Generally, before being operated on, patients will be given informal information by the healthcare providers involved in the care of the patients (doctors, nurses, ward clerks, or healthcare assistants). This information can also be provided formally in different formats including written information, formal lectures, or audio-visual recorded information.

Objectives: 

To compare the benefits and harms of formal preoperative patient education for patients undergoing laparoscopic cholecystectomy.

Search strategy: 

We searched the Cochrane Central Register of Controlled Trials (CENTRAL) (Issue 2, 2013), MEDLINE, EMBASE, and Science Citation Index Expanded to March 2013.

Selection criteria: 

We included only randomised clinical trials irrespective of language and publication status.

Data collection and analysis: 

Two review authors independently extracted the data. We planned to calculate the risk ratio with 95% confidence intervals (CI) for dichotomous outcomes, and mean difference (MD) or standardised mean difference (SMD) with 95% CI for continuous outcomes based on intention-to-treat analyses when data were available.

Main results: 

A total of 431 participants undergoing elective laparoscopic cholecystectomy were randomised to formal patient education (215 participants) versus standard care (216 participants) in four trials. The patient education included verbal education, multimedia DVD programme, computer-based multimedia programme, and PowerPoint presentation in the four trials. All the trials were of high risk of bias. One trial including 212 patients reported mortality. There was no mortality in either group in this trial. None of the trials reported surgery-related morbidity, quality of life, proportion of patients discharged as day-procedure laparoscopic cholecystectomy, the length of hospital stay, return to work, or the number of unplanned visits to the doctor. There were insufficient details to calculate the mean difference and 95% CI for the difference in pain scores at 9 to 24 hours (1 trial; 93 patients); and we did not identify clear evidence of an effect on patient knowledge (3 trials; 338 participants; SMD 0.19; 95% CI -0.02 to 0.41; very low quality evidence), patient satisfaction (2 trials; 305 patients; SMD 0.48; 95% CI -0.42 to 1.37; very low quality evidence), or patient anxiety (1 trial; 76 participants; SMD -0.37; 95% CI -0.82 to 0.09; very low quality evidence) between the two groups.

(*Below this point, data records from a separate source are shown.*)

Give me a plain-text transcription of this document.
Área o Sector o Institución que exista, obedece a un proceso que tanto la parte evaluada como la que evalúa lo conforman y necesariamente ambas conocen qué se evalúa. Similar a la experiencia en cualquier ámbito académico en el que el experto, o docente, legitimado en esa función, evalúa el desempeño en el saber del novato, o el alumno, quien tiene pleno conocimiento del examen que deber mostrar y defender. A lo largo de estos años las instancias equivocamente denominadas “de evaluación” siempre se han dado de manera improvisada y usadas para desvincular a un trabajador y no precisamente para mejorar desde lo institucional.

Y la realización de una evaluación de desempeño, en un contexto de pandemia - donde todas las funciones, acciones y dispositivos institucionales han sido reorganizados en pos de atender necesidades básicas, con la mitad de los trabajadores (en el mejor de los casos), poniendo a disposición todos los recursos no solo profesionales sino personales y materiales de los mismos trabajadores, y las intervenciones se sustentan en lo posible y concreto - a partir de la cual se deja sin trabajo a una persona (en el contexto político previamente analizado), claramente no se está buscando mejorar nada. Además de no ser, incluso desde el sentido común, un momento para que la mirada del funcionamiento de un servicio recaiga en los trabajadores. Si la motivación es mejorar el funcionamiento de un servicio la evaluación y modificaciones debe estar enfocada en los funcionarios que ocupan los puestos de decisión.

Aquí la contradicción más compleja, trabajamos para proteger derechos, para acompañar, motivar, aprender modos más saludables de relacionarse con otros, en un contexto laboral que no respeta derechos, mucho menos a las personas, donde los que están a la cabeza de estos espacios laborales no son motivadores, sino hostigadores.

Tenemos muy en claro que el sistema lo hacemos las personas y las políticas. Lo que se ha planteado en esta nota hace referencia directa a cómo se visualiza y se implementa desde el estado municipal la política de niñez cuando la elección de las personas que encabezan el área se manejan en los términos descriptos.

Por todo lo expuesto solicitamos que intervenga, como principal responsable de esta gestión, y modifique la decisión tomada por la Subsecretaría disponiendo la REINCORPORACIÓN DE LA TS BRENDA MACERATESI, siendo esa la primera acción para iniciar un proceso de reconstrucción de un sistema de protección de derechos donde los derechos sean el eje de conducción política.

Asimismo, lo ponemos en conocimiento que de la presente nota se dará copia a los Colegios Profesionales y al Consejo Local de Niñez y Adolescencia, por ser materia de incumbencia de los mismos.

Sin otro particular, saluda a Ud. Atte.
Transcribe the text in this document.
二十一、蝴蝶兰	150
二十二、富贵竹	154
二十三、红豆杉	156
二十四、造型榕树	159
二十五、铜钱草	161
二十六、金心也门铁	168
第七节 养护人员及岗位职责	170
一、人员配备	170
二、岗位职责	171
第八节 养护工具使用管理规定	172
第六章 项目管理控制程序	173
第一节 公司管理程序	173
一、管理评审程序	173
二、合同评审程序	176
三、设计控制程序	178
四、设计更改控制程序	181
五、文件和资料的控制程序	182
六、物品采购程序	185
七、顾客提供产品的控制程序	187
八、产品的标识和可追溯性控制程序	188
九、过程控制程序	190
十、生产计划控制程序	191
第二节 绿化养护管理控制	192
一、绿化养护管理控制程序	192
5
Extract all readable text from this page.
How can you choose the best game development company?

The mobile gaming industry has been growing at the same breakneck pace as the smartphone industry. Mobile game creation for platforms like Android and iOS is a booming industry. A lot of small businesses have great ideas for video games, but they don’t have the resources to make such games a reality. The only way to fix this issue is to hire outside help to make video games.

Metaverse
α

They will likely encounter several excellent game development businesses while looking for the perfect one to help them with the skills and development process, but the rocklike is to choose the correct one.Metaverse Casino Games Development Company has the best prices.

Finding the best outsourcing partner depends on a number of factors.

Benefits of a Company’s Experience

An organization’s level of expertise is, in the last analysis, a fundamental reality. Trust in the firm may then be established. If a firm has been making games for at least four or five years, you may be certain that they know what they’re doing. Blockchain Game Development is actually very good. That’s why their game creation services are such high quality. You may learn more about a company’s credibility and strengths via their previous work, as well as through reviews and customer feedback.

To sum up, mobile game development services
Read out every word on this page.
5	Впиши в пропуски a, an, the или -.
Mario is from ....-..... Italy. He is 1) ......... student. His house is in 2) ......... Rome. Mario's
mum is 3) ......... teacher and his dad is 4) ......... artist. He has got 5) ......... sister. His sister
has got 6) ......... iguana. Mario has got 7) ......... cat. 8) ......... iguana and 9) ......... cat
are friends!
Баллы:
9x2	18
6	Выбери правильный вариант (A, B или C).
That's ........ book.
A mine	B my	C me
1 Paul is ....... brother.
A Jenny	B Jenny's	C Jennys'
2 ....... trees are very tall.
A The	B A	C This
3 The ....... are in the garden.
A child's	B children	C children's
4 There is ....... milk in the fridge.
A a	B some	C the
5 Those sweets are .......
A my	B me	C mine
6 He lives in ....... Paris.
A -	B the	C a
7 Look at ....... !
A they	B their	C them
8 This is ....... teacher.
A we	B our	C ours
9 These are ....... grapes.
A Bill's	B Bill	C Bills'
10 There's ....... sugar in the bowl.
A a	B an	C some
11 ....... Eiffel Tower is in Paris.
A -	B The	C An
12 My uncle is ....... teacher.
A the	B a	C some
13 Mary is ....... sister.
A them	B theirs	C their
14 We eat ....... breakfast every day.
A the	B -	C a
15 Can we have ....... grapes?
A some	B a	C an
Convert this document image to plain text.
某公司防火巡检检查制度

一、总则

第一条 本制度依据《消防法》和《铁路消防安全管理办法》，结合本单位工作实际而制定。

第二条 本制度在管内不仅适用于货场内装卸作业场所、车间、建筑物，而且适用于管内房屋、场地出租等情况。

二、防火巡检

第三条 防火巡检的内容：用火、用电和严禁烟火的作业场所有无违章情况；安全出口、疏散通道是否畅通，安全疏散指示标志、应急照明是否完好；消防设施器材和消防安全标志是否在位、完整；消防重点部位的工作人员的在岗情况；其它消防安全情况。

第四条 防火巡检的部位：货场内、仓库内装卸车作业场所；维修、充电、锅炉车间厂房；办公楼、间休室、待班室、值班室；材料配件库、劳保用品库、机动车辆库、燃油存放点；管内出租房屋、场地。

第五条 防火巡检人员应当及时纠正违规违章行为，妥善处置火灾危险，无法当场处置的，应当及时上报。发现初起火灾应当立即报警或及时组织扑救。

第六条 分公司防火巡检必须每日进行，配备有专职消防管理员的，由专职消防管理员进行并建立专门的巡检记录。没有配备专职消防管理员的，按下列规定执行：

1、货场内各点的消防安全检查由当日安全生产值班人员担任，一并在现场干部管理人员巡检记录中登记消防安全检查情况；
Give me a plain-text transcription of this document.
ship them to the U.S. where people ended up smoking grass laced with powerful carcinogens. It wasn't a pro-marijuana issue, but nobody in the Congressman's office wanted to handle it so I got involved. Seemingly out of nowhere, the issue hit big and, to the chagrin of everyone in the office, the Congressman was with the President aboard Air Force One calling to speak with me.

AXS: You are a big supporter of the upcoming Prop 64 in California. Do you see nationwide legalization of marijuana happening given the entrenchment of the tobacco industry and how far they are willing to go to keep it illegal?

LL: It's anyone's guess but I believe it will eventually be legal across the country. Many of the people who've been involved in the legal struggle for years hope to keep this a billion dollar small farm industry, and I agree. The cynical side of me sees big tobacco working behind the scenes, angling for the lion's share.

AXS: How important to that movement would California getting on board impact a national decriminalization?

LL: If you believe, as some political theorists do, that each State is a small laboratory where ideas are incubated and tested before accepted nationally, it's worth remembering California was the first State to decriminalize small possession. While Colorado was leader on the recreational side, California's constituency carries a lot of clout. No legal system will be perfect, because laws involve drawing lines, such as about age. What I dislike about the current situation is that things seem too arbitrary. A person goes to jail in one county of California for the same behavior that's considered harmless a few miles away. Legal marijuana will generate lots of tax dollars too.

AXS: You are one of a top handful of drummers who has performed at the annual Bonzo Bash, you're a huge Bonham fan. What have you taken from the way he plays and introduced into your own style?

A total of 173 participants undergoing elective laparoscopic cholecystectomy were randomised to electronic consent with repeat-back (patients repeating back the information provided) (92 participants) versus electronic consent without repeat-back (81 participants) in one trial of high risk of bias. The only outcome reported in this trial was patient knowledge. The effect on patient knowledge between the patient education with repeat-back versus patient education without repeat-back groups was imprecise and based on 1 trial of 173 participants; SMD 0.07; 95% CI -0.22 to 0.37; very low quality evidence).